Passionnée de romans policiers, c’est à 34 ans qu’elle entame l’écriture de son premier roman « Rancune ». Elle a passé son enfance dans le Borinage, région de terrils à la frontière française où se déroule une partie de l’action de ses romans.

Son second roman a fait partie des dix finalistes du grand prix du roman policier « La Plume de Cristal », organisé dans la cadre du festival international du film policier de Liège.

 

Non seulement le suspense et les rebondissements sont toujours au rendez-vous, mais ses romans font aussi la part belle aux relations humaines.
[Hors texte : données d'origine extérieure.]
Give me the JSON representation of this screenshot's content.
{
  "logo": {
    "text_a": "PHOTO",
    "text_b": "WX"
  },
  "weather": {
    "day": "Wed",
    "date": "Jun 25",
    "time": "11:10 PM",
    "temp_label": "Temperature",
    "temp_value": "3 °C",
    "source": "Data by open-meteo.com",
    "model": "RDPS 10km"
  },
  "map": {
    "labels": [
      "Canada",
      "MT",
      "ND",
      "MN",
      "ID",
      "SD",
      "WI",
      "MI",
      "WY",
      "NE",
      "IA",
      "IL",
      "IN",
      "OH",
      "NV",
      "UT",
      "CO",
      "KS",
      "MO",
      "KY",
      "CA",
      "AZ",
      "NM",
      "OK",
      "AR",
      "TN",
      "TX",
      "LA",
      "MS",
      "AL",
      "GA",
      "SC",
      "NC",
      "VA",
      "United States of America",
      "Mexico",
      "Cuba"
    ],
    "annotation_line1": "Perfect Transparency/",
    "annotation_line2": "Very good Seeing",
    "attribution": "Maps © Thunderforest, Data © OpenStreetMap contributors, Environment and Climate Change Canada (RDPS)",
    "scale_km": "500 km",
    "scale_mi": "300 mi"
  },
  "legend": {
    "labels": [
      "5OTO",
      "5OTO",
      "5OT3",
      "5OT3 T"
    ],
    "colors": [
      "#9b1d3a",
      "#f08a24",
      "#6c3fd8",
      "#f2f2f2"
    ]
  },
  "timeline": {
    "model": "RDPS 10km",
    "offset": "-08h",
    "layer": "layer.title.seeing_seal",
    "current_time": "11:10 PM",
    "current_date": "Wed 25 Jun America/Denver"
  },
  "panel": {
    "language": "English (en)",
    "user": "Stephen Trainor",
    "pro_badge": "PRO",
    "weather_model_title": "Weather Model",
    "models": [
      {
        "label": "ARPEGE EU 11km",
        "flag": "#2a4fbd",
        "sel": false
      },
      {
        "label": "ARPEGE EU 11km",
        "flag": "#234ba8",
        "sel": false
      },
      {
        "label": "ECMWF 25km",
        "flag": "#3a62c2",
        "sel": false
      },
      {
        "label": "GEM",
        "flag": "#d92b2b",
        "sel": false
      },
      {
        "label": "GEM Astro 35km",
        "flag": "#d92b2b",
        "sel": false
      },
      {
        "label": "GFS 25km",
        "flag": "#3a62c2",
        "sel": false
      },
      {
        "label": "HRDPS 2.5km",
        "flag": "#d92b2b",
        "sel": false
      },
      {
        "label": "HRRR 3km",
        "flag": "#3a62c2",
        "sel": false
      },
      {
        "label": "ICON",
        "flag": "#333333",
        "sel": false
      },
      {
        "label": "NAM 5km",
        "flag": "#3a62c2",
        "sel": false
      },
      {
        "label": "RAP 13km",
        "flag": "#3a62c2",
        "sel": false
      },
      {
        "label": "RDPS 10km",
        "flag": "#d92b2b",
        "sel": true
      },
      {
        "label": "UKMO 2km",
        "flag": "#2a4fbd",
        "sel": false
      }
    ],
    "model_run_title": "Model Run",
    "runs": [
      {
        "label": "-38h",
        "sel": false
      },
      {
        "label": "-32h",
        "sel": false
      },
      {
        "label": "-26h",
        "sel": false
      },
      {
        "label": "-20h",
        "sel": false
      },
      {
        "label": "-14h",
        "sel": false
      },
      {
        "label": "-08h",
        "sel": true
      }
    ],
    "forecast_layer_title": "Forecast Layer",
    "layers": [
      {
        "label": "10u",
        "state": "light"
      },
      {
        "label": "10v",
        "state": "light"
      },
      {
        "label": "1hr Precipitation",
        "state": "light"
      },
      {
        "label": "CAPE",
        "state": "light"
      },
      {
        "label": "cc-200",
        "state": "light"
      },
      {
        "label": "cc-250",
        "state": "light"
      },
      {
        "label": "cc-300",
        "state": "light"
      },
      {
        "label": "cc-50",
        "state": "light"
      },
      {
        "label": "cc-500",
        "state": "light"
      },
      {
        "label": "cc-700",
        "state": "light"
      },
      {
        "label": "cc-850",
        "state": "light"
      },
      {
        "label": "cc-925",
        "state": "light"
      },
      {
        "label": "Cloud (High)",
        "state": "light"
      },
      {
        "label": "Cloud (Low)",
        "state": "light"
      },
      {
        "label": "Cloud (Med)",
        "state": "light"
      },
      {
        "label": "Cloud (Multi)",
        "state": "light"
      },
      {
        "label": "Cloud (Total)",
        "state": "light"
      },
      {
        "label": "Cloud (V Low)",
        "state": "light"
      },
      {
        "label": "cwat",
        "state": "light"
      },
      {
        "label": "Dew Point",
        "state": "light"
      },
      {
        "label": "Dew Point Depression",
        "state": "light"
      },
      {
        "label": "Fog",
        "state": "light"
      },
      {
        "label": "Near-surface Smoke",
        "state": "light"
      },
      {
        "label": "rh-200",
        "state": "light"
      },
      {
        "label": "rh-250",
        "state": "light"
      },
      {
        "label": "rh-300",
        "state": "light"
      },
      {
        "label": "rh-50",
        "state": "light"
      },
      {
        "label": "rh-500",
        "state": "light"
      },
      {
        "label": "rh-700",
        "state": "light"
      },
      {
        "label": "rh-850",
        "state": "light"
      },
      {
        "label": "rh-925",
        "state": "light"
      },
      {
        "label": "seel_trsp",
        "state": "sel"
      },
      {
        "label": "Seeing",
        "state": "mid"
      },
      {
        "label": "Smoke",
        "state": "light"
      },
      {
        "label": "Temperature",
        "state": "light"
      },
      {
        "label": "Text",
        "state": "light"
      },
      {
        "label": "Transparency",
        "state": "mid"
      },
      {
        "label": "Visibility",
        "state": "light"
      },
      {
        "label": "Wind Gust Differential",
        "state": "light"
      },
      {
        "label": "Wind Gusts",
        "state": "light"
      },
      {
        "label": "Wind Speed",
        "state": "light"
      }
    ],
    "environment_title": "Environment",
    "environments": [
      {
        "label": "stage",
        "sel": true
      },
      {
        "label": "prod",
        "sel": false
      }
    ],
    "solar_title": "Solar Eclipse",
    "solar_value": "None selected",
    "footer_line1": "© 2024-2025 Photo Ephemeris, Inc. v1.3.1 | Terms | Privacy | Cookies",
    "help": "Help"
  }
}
Elle dépeint avec brio les liens qui se tissent entre les héros ainsi que la Belgique et nombre de ses lieux emblématiques qui servent de cadre à toutes les aventures de ses personnages.

 

Après une série de 4 romans d’action, elle aborde une nouvelle saga avec un personnage principal aveugle, Alex de Merléan. « Après la nuit »  est son cinquième roman.

 

Le héros « Alex de Merléan » :

 

Action, enquêtes, courses-poursuites… Quoi de plus normal de venir à bout des embûches pour un héros type, grand et fort. C’est son job…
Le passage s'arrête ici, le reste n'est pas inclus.